Dans un post précédent j’interrogeais Spinoza : qu’appelles-tu nature ou substance ? Ce n’est probablement pas la définition de l’Eglise. Le point 27 donne une partie de la réponse. La nature spinozienne d’un objet n’est pas seulement ce qu’est cet objet, mais aussi tout ce qui lui permet de produire tout ce qui doit être produit. Il donne même cette définition, précieuse pour cerner sa pensée : « la nature est l’être auquel appartiennent tous les attributs ». Donc si un objet peut se mouvoir, ceci fait partie de sa nature. Spinoza a donc une vision très large de la nature. Ce qui reste à définir est la chose suivante : la possibilité de mouvement est dans sa nature, ou bien le mouvement en tant que tel ? Il me semble que Spinoza inclue le mouvement dans la nature de l’objet. La vision chrétienne de la nature est quelque peu différente, et se place dans le cadre de la possibilité. Je vais prendre l’exemple de la nature humaine dans la vision chrétienne orthodoxe, pour illustrer cette différence. L’homme en tant que créature de Dieu peut commettre le péché. Mais le péché ne fait pas partie de sa nature. C’est pour cela que le péché peut être vaincu. Il ne fait pas partie de nous. Cette disposition est une conséquence bien compréhensible de la liberté avec laquelle Dieu nous a créés. Cette vision de la nature humaine est fondamentale d’un point de vue théologique, car elle est la réponse à cette question que se pose chaque être parvenant à un certain niveau de maturité intellectuelle (espérons-le) : quel est le but de mon existence ? La question qui sous-tend celle-ci est donc : que suis-je ? Une réponse orthodoxe pourrait donc être : un être dont la nature humaine est abimée et qui a besoin d’une restauration. A cause de ce processus de restauration, la vision devient dynamique : notre nature est surtout ce à quoi nous sommes destinés et notre personne (au sens théologique) est ce qui manifeste exclusivement notre nature. Donc le processus est lié à la personne, l’hypostase. Le but sera de passer de l’individu à la personne. L’individu est centré sur lui. Il y a donc négation de la nature humaine. La personne se débarrasse de tout le parasitisme individuel et réalise la nature humaine. Tout ce processus, les Pères l’appelle théosis, divinisation. Il s’accompagne d’une ascèse qui est le moyen et non la fin.
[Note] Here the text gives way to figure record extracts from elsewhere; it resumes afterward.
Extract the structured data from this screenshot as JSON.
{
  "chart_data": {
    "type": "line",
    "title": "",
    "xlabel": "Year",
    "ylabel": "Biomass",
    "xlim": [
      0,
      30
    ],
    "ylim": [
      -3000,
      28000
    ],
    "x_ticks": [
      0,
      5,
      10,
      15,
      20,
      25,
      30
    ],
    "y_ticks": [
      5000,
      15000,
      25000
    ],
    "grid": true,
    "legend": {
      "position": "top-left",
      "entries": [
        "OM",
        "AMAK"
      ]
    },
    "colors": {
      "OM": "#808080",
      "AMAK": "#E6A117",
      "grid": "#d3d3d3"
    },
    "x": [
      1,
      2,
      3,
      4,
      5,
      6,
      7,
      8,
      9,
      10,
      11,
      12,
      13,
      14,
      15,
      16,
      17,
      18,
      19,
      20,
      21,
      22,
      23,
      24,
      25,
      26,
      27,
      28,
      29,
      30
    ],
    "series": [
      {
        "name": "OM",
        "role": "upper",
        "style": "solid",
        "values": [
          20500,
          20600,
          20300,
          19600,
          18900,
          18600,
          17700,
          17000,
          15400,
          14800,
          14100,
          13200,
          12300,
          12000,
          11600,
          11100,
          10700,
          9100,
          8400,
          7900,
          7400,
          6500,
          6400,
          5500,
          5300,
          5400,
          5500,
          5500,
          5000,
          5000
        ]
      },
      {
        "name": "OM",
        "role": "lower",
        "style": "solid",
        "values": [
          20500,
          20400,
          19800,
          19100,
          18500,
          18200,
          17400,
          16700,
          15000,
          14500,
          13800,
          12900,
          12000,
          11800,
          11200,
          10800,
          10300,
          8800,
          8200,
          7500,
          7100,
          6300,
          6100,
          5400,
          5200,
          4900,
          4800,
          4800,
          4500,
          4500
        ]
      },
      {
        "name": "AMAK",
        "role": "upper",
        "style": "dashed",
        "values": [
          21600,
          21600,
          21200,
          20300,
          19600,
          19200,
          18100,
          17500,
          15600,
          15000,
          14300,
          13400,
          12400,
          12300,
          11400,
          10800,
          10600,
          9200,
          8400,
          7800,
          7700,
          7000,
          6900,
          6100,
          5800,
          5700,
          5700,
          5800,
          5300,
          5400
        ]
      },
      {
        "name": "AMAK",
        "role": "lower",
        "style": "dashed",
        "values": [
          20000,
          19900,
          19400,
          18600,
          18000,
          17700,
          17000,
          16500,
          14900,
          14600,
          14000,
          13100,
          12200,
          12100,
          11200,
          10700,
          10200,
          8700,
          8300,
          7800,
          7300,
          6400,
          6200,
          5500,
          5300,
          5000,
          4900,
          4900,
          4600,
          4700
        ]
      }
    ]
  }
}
Le point 29 est intéressant, et nous renvoie au tout début de son traité. Il y a la notion de Dieu en soi et la notion de Dieu vis-à-vis du monde. Cette distinction, si on l’oublie, est la cause d’un nombre incalculable d’erreurs théologiques. Prenez le sujet du Filioque, que j’ai déjà abordé par rapport aux écrits du Père Boulgakov, dans un post dédié : la confusion romaine vient du fait que Jésus, dans l’incarnation du Verbe envoie l’Esprit sur les disciples vers la fin de son ministère Jn XX:22 : “Après ces paroles, il souffla sur eux, et leur dit: Recevez le Saint Esprit”. Ceci a lieu dans ce que conceptuellement Dieu est vis-à-vis du monde. Cela n’entre pas en ligne de compte avec Dieu en soi. L’erreur romaine est de tirer une conclusion sur l’économie trinitaire (c’est-à-dire le « fonctionnement » au sein de la Sainte Trinité) à partir de la façon dont la Sainte Trinité est dans le monde. Spinoza, de par sa puissance conceptuelle et philosophique fait cette distinction. Elle est essentielle, et il est quelque peu navrant, que Spinoza, dans un système aussi bancal que le sien du point de vue chrétien, n’ait tout de même pas fait cette erreur-là, alors que nombre de théologiens n’ont pas la précision et la rigueur du génie flamand. Une précision sur le terme bancal : le système de Spinoza est cohérent dans sa construction à partir de ses axiomes. Ce sont les axiomes qui ne sont pas compatibles avec les enseignements du Christ, et c’est cela que je qualifie de bancal.